Clytemnestre avait surgi telle une furie, tenant dans ses bras levés, une double hache. La vieille criminelle, non contente d’avoir mutilé son mari, s’en prenait maintenant au fruit de ses entrailles, son propre fils. La double hache s’abattait déjà pour fendre en deux le crâne d’Oreste lorsque Electre poussa son cri pour prévenir son frère voué à une mort certaine. A son cri, Oreste se retourna mais fut pétrifié par la vision, de cette méduse qui répondait au nom de Clytemnestre. Et sans le puissant bras de son ami Pylade qui arrêta dans sa course celui de la tueuse, Oreste ne serait plus. Reprenant ses esprits, son épée, tel un aigle, fondit sur elle et mit fin à ce cauchemar vivant. L’horrible reine tomba inerte aux pieds de son amant sans lâcher sa, double hache comme si son âme voulait l’emporter pour se venger. Au même instant, jaillirent de son misérable cadavre, les plus noires des Furies, plus haineuses que jamais. Elles eurent tôt fait d’encercler de leur puissance, le pauvre Oreste. Car la meute noire ne comprenait rien à la justice et ne voyait qu’un crime à venger. Et c’est uniquement grâce aux terribles flèches prêtées par Apollon, qu’Oreste put les tenir en respect.

Son et mouvement, du Choeur,

Entrent sur scène, par la gauche, Electre suivie de Chrysothémis et par la droite, Oreste suivi de Pylade. Ils marchent lentement et se rejoignent au milieu. Oreste pare Electre d’un collier. Puis ils se mettent dos à dos.

C’est ainsi que le sacrifice fut suivi de la vengeance, le sacrilège de la condamnation et le crime du châtiment. Et c’est ici que s’achève mon récit. Sans artifice aucun, je vous ai conté l’histoire de la maison des Atrides et de la glorieuse Mycènes.

Le peuple mycénien a gravé dans la mémoire des hommes, les exploits devenus légendaires des héros de la guerre de Troie.

Oreste et Electre ont sculpté, quant à eux, dans la pensée des hommes, comment l’obs­curité fut écrasée par le poids de la lumière !

NOTES

Prologue :

Le présage des aigles : oracle de Calchas.

Iphigénie: fille d’Agamemnon et de Clytemnestre, soeur d’Oreste, Electre et Chrysothémis.

Mycènes riche en or : expression homérique.

Episode 1 :

Lionnes : la Porte des Lionnes est l’entrée principale de Mycènes.

Pyrophore : néologisme construit sur des racines grecques et sur le modèle de photophore, signifiant littéralement : porteur de feu.

Oracle pythique : oracle de Delphes.

Episode 2 :

Dicé : personnification divine de la justice.

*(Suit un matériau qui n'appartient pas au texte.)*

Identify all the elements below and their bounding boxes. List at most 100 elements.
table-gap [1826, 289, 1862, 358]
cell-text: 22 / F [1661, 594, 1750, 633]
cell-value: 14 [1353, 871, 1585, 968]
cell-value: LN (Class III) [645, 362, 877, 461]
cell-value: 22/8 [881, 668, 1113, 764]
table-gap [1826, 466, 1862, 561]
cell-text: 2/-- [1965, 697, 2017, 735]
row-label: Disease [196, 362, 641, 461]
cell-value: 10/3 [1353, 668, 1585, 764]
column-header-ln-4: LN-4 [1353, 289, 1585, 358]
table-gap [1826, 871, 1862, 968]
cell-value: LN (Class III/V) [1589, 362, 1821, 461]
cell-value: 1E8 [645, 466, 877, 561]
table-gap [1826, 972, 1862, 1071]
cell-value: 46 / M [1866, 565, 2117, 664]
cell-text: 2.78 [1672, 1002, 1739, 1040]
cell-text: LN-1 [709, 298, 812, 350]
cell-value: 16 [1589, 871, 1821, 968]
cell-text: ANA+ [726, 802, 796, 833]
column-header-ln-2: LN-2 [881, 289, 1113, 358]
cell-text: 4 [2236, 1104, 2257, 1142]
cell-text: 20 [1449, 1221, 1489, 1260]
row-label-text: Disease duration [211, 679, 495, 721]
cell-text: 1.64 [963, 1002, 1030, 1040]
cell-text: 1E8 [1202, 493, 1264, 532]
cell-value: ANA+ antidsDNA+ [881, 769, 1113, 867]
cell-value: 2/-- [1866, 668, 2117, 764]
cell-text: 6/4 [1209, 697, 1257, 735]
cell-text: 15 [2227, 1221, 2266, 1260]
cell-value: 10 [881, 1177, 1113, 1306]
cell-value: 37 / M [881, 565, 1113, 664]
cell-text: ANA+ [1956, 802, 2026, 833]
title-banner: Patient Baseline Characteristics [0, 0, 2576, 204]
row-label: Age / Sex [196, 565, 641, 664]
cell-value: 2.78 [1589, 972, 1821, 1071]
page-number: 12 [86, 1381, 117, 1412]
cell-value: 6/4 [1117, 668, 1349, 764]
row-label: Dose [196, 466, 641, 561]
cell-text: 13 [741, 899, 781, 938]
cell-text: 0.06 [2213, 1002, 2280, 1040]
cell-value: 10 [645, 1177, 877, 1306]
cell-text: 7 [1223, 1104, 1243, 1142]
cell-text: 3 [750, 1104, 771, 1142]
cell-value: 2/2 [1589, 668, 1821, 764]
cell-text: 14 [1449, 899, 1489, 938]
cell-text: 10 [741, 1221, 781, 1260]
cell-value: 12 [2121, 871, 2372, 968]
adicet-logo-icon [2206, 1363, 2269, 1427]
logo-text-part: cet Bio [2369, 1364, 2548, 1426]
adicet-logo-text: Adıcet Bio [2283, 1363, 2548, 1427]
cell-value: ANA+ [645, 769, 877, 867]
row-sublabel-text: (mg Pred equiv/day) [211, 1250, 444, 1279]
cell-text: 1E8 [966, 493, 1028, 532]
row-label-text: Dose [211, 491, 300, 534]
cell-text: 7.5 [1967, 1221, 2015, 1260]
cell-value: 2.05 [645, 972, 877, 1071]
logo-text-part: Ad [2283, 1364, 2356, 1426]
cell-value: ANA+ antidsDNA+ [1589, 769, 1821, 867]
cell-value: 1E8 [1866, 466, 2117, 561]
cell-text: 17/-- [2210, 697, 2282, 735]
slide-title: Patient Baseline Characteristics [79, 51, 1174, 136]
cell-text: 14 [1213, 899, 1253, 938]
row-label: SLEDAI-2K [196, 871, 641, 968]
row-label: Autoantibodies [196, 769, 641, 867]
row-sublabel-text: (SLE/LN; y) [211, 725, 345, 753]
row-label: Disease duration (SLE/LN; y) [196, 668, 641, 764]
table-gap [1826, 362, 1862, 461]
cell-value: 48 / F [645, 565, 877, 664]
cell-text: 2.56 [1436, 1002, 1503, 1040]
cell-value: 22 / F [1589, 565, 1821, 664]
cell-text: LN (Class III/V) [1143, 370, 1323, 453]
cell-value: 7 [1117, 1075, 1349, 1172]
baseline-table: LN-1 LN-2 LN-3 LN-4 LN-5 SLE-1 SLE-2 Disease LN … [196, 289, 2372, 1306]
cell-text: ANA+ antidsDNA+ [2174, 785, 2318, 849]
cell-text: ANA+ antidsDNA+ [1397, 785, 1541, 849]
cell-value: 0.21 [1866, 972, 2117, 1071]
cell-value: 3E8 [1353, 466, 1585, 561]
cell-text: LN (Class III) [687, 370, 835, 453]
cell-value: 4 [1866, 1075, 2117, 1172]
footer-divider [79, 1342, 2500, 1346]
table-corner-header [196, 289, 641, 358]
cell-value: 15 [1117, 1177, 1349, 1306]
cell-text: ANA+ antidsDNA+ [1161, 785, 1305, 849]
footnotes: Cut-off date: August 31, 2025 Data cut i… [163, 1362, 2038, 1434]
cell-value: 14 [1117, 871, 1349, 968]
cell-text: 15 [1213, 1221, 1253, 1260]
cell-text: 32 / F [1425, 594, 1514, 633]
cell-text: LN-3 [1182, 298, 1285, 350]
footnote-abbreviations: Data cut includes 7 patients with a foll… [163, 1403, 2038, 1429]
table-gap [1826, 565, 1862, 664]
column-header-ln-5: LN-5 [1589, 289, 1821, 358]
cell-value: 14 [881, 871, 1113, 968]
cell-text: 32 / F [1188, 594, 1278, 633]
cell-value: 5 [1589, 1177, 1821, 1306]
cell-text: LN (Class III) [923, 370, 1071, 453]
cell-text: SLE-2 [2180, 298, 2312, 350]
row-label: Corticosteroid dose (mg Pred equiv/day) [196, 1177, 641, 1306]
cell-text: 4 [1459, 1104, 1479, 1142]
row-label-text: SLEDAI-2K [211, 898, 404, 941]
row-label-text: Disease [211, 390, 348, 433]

Némésis : personnification divine de la vengeance.

Episode 3 :

Utopie : référence à l’article de l’auteur : Une ontologie de l’utopie.

Episode 5 :

Nestor : roi, fameux pour sa sagesse, ayant participé à la guerre de Troie. Pour la course de chars     décrite dans Electre, Sophocle a utilisé les conseils que procure Nestor dans l’ Iliade d’Homère.

Episode 6 :

Cercle : référence au Cercle À des tombes découvert par les fouilles archéologiques dans la cité de Mycènes.

Apollon : allusion diachronique au symbole d’Esculape et référence à la thèse de Joël Gord : Apollon, dieu guérisseur.

Episode 7:

Savoir: citation d’Albert Einstein : «L’imagination est plus importante que le savoir.»

Pouvoir : fleur de mai : «L’imagination prend le pouvoir.»

Montagne : allusion au sens étymologique du prénom Oreste, attesté en mycénien (O-RE-TA), qui signifie: de la montagne, le montagnard.

Episode 9 :

Tauride : lieu où Iphigénie deviendra la prêtresse d’Artémis. Et allusion à la pièce d’ Eschyle: Iphigénie en Tauride.
Mère: citation d’Albert Camus: «Entre la justice et ma mère, je choisirai toujours ma mère.»

Episode 10 :

Loxias: littéralement l’oblique. Ce surnom d’Apollon est sans doute dû à l’ambiguïté de ses oracles.

Epilogue :

Prophétie : la prophétie avait prédit que le descendant d’Agamemnon le vengerait de son assassinat.